In 1987, Robocop never shot first, almost always giving criminals a chance to drop their guns and surrender. In 2014, he pulls the trigger before their weapons are drawn. The Robocop of old stopped himself from killing his murderer, Clarance Boddicker, when he first confronts him at the drug factory (arresting him instead). New Robocop shoots a defenseless, cooperative suspect who has just confessed. What's striking is that this is more or less what we expect from our action heroes now: merciless brutality and a disregard for the rule of law.
It would appear our relationship with technology has changed, too. In the original movie, technology was always fatally flawed -- even the cleverest machines ran into problems they were incapable of solving, like going down a flight of stairs. The only time technology glitches in the remake is when it's attached to humans, because human emotions literally cause machines to malfunction. Humanity, assumed in the original to be superior and essential, is having an identity crises as a result.
Of course, the question of what it means to be human is embedded in the plots of both movies: a cop named Alex Murphy is brutally murdered, but is given new life as a crime-fighting cyborg, complete with a computer-augmented brain which allows others to program his behavior. From there, the movies explore whether or not a man with an artificial body, whose actions are controlled by software and computers, can still be considered human -- and if he is human, what, exactly, makes him so? This is where the movies diverge.
In the original Robocop, it is assumed that Murphy's humanity is gone the moment he was put into the suit, and ultimately it is revealed that it was, in fact, there all along. Now, Murphy slowly has his humanity stripped from him in the form of his body, his free will, and finally his emotions. The question is: How much can be stripped away before he can no longer be considered human?

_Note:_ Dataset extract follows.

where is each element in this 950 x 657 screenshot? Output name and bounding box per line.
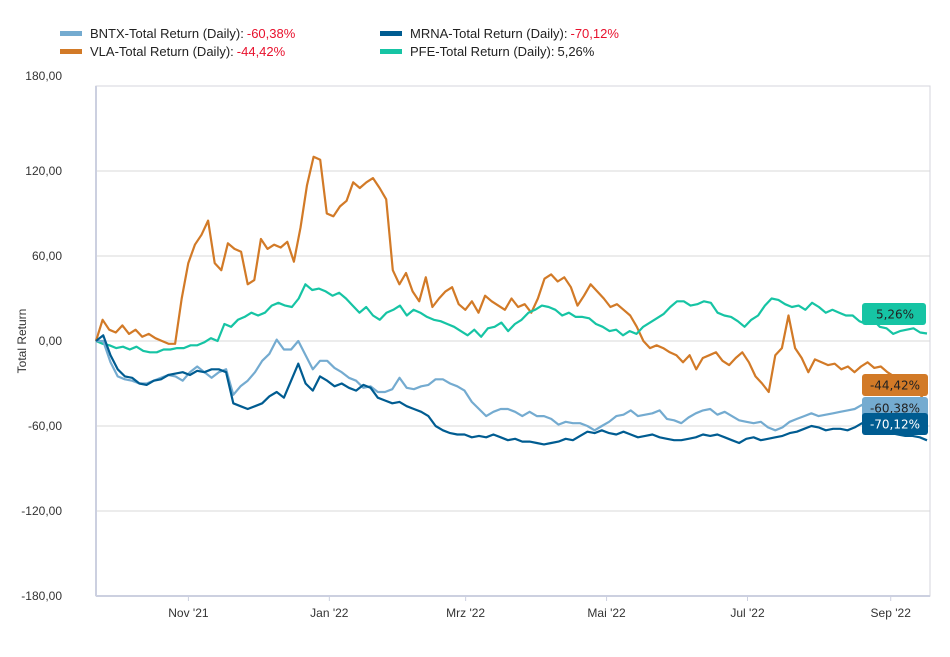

Now Murphy's humanity eventually expresses itself as desire, which allows him to regain his free will. His desire to solve his own murder is so strong it allows him to override his programing to make it his highest priority. His desire to execute the aforementioned defenseless suspect allows him to do so, even though his software should have stopped him. And in the climax of the movie, he is again able to do something impossible because, essentially, he wants to do it badly enough.
At the center of Verhoeven's version is the belief that humanity is an innate existential awareness, unique to every individual. It is resilient and, while it may not change our external situation, it transcends it. In Padilha's remake, humanity is defined by our ability to want; a kind of superpower that allows us to perform the impossible to get the things we want.
It should be noted here that while the old Robocop's social commentary centered around the rapid, vapid consumerism that is that movie's vision of dystopian America, circa 2014. The new movie takes shots at corporate greed, neoconservative foreign policy and cable news pundits, but, when it comes to consumerism and hyper-capitalism, it is strikingly silent.
This difference in the messages of the two movies is no small matter. Once, Robocop told us that our humanity existed in spite of a culture that only valued us only for our capacity to desire things. Now, Robocop tells that we are human solely because of our ability to want. That this seems to be a more diminished view of humanity may be a reflection on Robocop, us, or both.
In either case, one thing seems certain: There are some uncomfortable similarities between the 2014 Paul Verhoeven envisioned 27 years ago and the 2014 we live in today.
On the bright side, Verhoeven showed us that even in a world characterized by the phrases, "I'd buy that for a dollar," and, "Thank you for your cooperation," there is plenty of humanity to be found.